L’épopée joue également un rôle important dans l’œuvre de la peintre. Dans l’une de ses toiles exposées à Vives, du 15 janvier au 13 février, elle résume une bonne partie de l’histoire d’Haïti, de la période précolombienne à l’occupation américaine. Elle est l’une des rares artistes haïtiennes à s’intéresser à l’épopée.
En tout 25 femmes sont exposées sur les murs de la maison Dufort à l’exposition Vives. Selon Allenby Augustin, directeur exécutif du centre, il s’agit de « rappeler l’importance et la diversité des sensibilités artistiques féminines […] et encourager les femmes à faire de l’art. »
En parallèle, un séminaire de formation a eu lieu durant le mois de janvier au local du Centre d’Art avec une dizaine de jeunes. Ils sont formés au métier de commissaire, et vont préparer une prochaine exposition, qui sera aussi consacrée à des artistes femmes.

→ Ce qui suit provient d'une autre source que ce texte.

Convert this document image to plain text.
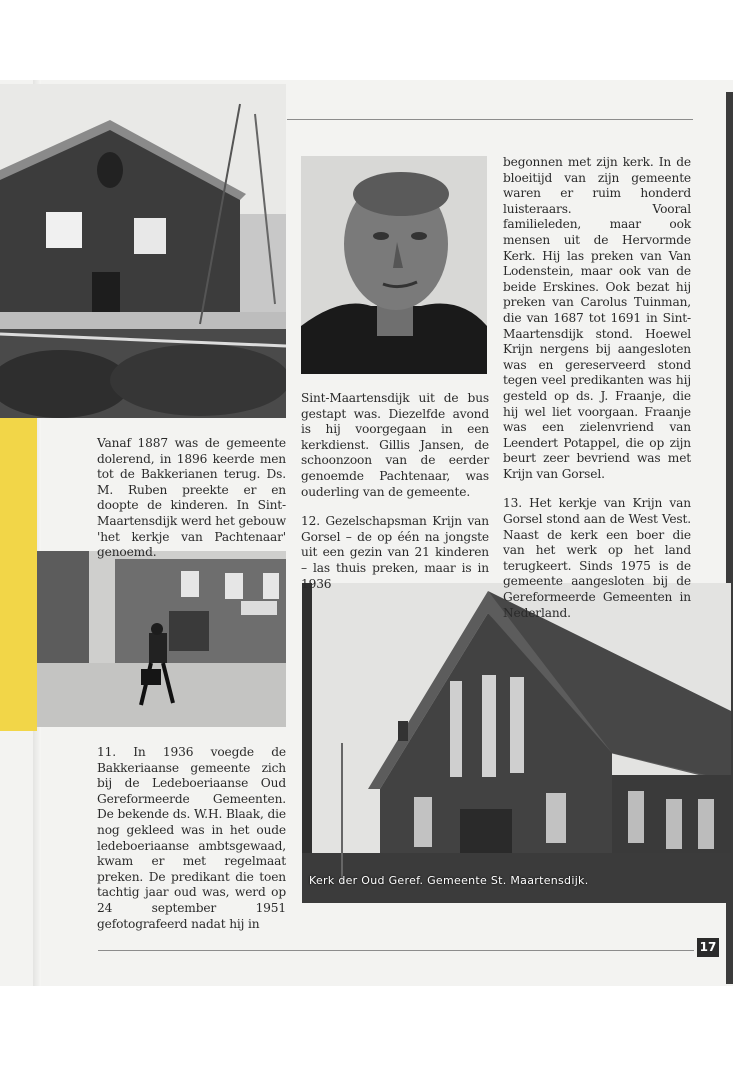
Kerk der Oud Geref. Gemeente St. Maartensdijk.

Vanaf 1887 was de gemeente dolerend, in 1896 keerde men tot de Bakkerianen terug. Ds. M. Ruben preekte er en doopte de kinderen. In Sint-Maartensdijk werd het gebouw 'het kerkje van Pachtenaar' genoemd.

11. In 1936 voegde de Bakkeriaanse gemeente zich bij de Ledeboeriaanse Oud Gereformeerde Gemeenten. De bekende ds. W.H. Blaak, die nog gekleed was in het oude ledeboeriaanse ambtsgewaad, kwam er met regelmaat preken. De predikant die toen tachtig jaar oud was, werd op 24 september 1951 gefotografeerd nadat hij in

Sint-Maartensdijk uit de bus gestapt was. Diezelfde avond is hij voorgegaan in een kerkdienst. Gillis Jansen, de schoonzoon van de eerder genoemde Pachtenaar, was ouderling van de gemeente.

12. Gezelschapsman Krijn van Gorsel – de op één na jongste uit een gezin van 21 kinderen – las thuis preken, maar is in 1936

begonnen met zijn kerk. In de bloeitijd van zijn gemeente waren er ruim honderd luisteraars. Vooral familieleden, maar ook mensen uit de Hervormde Kerk. Hij las preken van Van Lodenstein, maar ook van de beide Erskines. Ook bezat hij preken van Carolus Tuinman, die van 1687 tot 1691 in Sint-Maartensdijk stond. Hoewel Krijn nergens bij aangesloten was en gereserveerd stond tegen veel predikanten was hij gesteld op ds. J. Fraanje, die hij wel liet voorgaan. Fraanje was een zielenvriend van Leendert Potappel, die op zijn beurt zeer bevriend was met Krijn van Gorsel.

13. Het kerkje van Krijn van Gorsel stond aan de West Vest. Naast de kerk een boer die van het werk op het land terugkeert. Sinds 1975 is de gemeente aangesloten bij de Gereformeerde Gemeenten in Nederland.

17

Selon Stéphanie Dalzon, qui a étudié les arts plastiques à l’École nationale des arts, ces initiatives sont importantes. Les femmes ont plus de difficultés à se faire connaître dans le milieu et à vivre de leur art, d’après elle : « En Haïti les plasticiens connus sont beaucoup plus nombreux que les plasticiennes. Même si plus de femmes intègrent aujourd’hui les écoles d’art, elles rencontrent plus de difficultés à s’intégrer. »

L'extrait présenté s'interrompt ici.